Worn on the shoulders, and weighing in at under two pounds, biped can provide up to six hours of assistance on a single battery charge. 3D infrared cameras tucked inside the device scan a 170 degree area in front of the wearer. A machine learning algorithm, that runs locally on the device, detects objects that are present in the environment. By watching these objects over time, it is possible to determine their trajectories, and if that trajectory suggests an imminent collision with the biped wearer, the device can give them an alert. Alerts are given via spatial sounds heard over headphones. Designed to be intuitive, an impending collision to the user’s left, for example, is signaled by an alert tone played in the left ear.
Biped’s algorithm, called copilot, is capable of anticipating collisions several seconds before they happen, giving the wearer sufficient time to react. To prevent alert fatigue and keep warnings relevant, the system will filter out objects that are not of importance.
The device also comes equipped with GPS and a navigation system that helps wearers to get around. Biped can provide audible instructions through the headphones to guide the user to their desired destination.

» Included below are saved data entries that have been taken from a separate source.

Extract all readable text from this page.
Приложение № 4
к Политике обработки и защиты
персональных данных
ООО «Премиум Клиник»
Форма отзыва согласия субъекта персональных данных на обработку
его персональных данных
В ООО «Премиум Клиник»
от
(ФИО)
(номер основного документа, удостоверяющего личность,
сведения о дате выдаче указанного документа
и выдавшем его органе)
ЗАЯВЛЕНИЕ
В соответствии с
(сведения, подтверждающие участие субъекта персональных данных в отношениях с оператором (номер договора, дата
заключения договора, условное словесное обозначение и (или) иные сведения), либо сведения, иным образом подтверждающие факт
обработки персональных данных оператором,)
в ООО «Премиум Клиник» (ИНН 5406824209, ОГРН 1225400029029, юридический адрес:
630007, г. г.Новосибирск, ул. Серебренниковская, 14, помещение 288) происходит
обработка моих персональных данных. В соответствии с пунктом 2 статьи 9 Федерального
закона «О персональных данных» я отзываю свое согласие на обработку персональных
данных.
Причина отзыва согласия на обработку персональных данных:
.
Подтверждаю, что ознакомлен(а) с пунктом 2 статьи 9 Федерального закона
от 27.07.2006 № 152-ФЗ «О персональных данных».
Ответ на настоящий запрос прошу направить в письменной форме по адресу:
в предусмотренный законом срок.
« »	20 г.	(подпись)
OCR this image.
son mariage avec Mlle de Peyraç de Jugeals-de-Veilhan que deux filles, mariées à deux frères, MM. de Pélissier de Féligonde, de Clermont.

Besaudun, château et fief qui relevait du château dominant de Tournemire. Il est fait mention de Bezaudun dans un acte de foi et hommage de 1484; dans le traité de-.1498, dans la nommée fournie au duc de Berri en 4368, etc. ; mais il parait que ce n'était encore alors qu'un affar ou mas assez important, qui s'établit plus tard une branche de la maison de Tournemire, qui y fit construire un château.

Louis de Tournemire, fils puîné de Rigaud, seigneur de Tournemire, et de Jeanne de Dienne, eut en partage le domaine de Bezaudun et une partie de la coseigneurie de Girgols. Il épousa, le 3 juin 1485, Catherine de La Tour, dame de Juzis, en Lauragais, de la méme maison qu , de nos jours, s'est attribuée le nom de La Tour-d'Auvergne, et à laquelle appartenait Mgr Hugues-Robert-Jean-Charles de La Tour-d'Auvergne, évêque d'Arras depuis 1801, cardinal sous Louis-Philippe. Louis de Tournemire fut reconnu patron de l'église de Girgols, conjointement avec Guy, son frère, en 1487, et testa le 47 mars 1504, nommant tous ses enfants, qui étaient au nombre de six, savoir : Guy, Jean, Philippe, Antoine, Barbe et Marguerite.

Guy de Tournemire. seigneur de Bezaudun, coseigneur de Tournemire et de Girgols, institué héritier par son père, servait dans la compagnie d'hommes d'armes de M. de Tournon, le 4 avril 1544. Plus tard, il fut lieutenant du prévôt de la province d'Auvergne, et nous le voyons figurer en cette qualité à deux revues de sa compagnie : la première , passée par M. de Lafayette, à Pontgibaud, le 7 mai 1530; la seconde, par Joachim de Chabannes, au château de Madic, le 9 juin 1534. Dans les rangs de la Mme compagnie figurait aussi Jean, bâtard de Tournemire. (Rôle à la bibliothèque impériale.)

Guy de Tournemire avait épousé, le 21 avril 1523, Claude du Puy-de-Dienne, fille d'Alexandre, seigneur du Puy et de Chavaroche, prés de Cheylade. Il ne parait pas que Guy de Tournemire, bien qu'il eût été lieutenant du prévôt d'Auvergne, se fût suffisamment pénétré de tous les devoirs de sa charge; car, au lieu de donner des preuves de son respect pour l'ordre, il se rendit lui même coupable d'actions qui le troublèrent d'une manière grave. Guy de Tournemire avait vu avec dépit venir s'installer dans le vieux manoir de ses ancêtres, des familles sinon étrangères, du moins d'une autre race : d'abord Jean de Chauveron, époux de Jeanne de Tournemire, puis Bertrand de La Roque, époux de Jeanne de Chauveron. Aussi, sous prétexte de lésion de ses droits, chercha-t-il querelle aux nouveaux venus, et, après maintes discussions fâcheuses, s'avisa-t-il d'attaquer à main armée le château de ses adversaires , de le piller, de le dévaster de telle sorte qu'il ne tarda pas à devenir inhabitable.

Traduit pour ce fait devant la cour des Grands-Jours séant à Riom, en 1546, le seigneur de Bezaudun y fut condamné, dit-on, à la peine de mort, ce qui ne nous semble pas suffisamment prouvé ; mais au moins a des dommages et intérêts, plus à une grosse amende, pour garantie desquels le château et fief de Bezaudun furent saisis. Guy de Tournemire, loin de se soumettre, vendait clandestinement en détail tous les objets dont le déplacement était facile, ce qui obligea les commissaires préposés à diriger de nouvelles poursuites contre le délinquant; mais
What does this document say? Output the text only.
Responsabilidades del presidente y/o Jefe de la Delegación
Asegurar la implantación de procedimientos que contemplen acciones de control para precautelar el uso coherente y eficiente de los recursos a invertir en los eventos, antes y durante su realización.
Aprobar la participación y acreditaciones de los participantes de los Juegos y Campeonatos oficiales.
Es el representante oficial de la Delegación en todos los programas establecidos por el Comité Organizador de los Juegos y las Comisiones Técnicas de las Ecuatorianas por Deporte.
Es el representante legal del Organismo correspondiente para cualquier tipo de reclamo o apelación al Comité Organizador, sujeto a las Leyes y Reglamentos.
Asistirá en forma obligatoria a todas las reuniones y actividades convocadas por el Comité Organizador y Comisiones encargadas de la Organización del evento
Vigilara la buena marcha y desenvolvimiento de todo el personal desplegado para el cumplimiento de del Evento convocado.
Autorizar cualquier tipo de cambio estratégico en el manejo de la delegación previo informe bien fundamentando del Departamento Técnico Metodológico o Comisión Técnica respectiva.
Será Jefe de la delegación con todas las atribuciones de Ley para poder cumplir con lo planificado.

Biped is not yet available for purchase, however, they have opened up a beta testing program that prospective users can sign up for on their website. While this device is not a complete solution — it is still recommended that a wearer make use of a white cane to detect small level changes, for example — biped does offer an interesting solution to the navigation problems that many blind and visually impaired people have. With a bit further development, this device may offer them a whole new level of independence.